One of the biggest shareholders in AIM-listed Secure Income REIT will reduce the fee it charges the company as an adviser by more than £1m annually, in light of a large cash surplus the REIT is holding.
Secure Income REIT, whose assets include the Alton Towers theme park and Manchester Arena, is sitting on £158m in cash from the 2019 sale of a portfolio of eight hospitals.
The REIT has decided that the cash is “best retained… in order to provide flexibility”, it said in a stock exchange statement, “while the nature of Brexit is resolved and the management team continue their search to source value accretive deals”.
Prestbury, which owns a stake in the REIT and advises it, has suggested to its independent directors that it reduces its advisory fees to the level payable if that cash were returned to shareholders, arguing that “charging shareholders for holding such a significant amount of surplus cash would be inequitable”.

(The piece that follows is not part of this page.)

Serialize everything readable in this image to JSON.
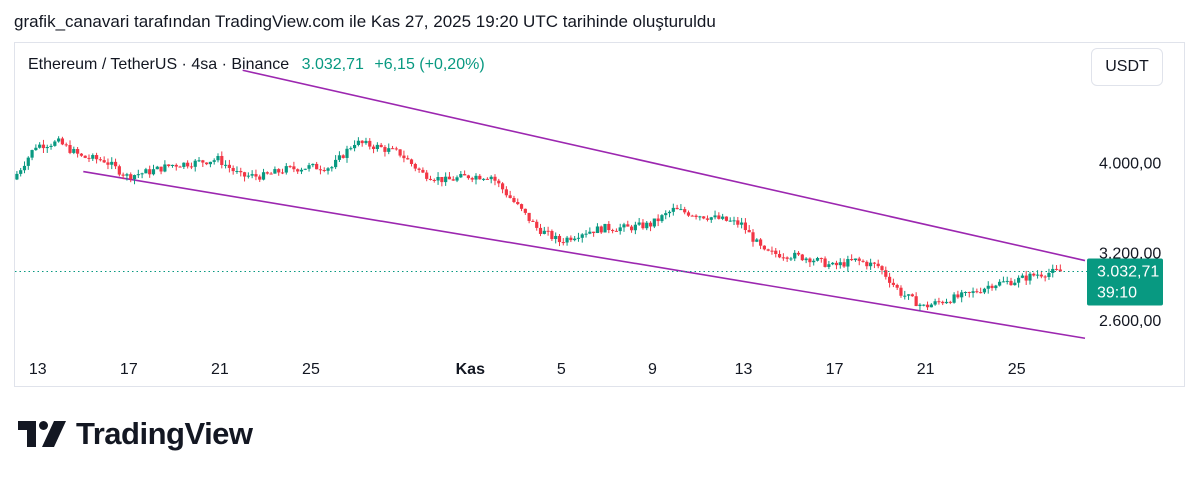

The REIT’s directors have accepted the offer, which will save it £1.2m annually based on the current cash level. The surplus cash will now be excluded from calculations of the REIT’s EPRA NAV.
Martin Moore, chairman of Secure Income REIT, said: “The management team is the company’s second largest shareholder and so is exceptionally closely aligned with all shareholders. They consider that they should not benefit from temporarily acting as managers of the company’s unusually high cash balance.”